Buzz not the hush for Rotherham's libraries

Published Thursday, 1st September 2016
Person using the services in Riverside Library
Person using the services in Riverside Library

Libraries in Rotherham will be more efficient and effective under plans proposed by the Council, which are focussed on making them more in tune with what the public wants.

As times are changing the needs of people using the libraries are also changing and now Rotherham Council wants to make sure the services provided are the ones which give the best and most appropriate services that people want, despite budget cuts.

Recent consultation has shown the public would like good quality, efficient, local libraries which provide access to an increasing range of services.

And now the Council has come up with a range of options to allow this to happen, which will also provide value for money.

This includes changes to some of the services provided, but all 15 borough libraries will still be maintained despite Government cuts to the Council's budget.

Cllr Taiba Yasseen, Cabinet Member for Neighbourhood Working and Cultural Services for Rotherham Council said: "Our aspiration is for libraries to evolve as community hubs and use their capacity to inspire children and young people. Our libraries are no longer about the hush but about the buzz we want to create in communities.

"Of course we are also operating in a difficult financial climate and therefore some services may have to change, but we are committed to the vast majority of residents being able to access a library service within two miles of their home.
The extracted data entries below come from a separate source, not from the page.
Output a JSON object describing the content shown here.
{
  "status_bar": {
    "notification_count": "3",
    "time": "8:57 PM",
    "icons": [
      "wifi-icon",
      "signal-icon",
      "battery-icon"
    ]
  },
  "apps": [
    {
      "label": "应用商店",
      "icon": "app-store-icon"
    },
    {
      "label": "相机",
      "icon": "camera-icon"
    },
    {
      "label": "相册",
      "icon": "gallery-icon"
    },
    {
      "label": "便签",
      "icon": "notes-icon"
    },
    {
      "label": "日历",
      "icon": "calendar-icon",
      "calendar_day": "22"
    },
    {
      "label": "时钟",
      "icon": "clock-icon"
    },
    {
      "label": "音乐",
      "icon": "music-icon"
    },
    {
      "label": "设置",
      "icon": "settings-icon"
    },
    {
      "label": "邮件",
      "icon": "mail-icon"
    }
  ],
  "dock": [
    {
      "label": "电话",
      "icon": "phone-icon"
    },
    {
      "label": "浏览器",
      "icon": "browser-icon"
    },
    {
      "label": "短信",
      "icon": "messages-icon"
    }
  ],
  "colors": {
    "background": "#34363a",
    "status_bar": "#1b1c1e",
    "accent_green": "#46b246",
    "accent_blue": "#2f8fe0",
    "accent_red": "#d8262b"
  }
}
"People have told us through our consultation that they want good quality, efficient, local libraries which provide access to an increasing range of services.

"However, this can't be done without any changes to the current services which we provide. Coupled with this is the fact that the numbers of people who visit libraries and borrow books are reducing, so we do need to think about how we change things for the better.

"We believe libraries are the backbone of our communities and there is no doubt they help in terms of education. We need to make sure we have library services that are fit for the long term and generations to come."

As part of the consultation the Council asked people to comment on their plans to transform library services over the next four years.

The plans focus on how Libraries and Customer Services can work differently, to reduce costs. This includes libraries helping to inspire Rotherham's children, young people and their families to enjoy reading and to develop their knowledge and skills.

Other plans include library buildings being recognised community hubs, offering welcoming spaces and providing access to modern digital technology.

Under the proposals, all 15 community libraries will remain and, in partnership with volunteers and community groups, will be developed into centres where people can access many services and extra activities.

The strategy also proposes new ways of working, including more use of self service facilities within Libraries and Customer Service Centres, withdrawal of the Mobile Library service in some areas and changes to the Book Link service.

Rotherham Council has been hit with budget cuts of £117m over the last five years from central Government, and is facing having to make further cuts this year to the tune of £21m.

The priority is to protect frontline services while still investing in children's services, the local environment and supporting the local economy.

Council leaders are expected to agree to the changes to the service at a Cabinet meeting on September 12.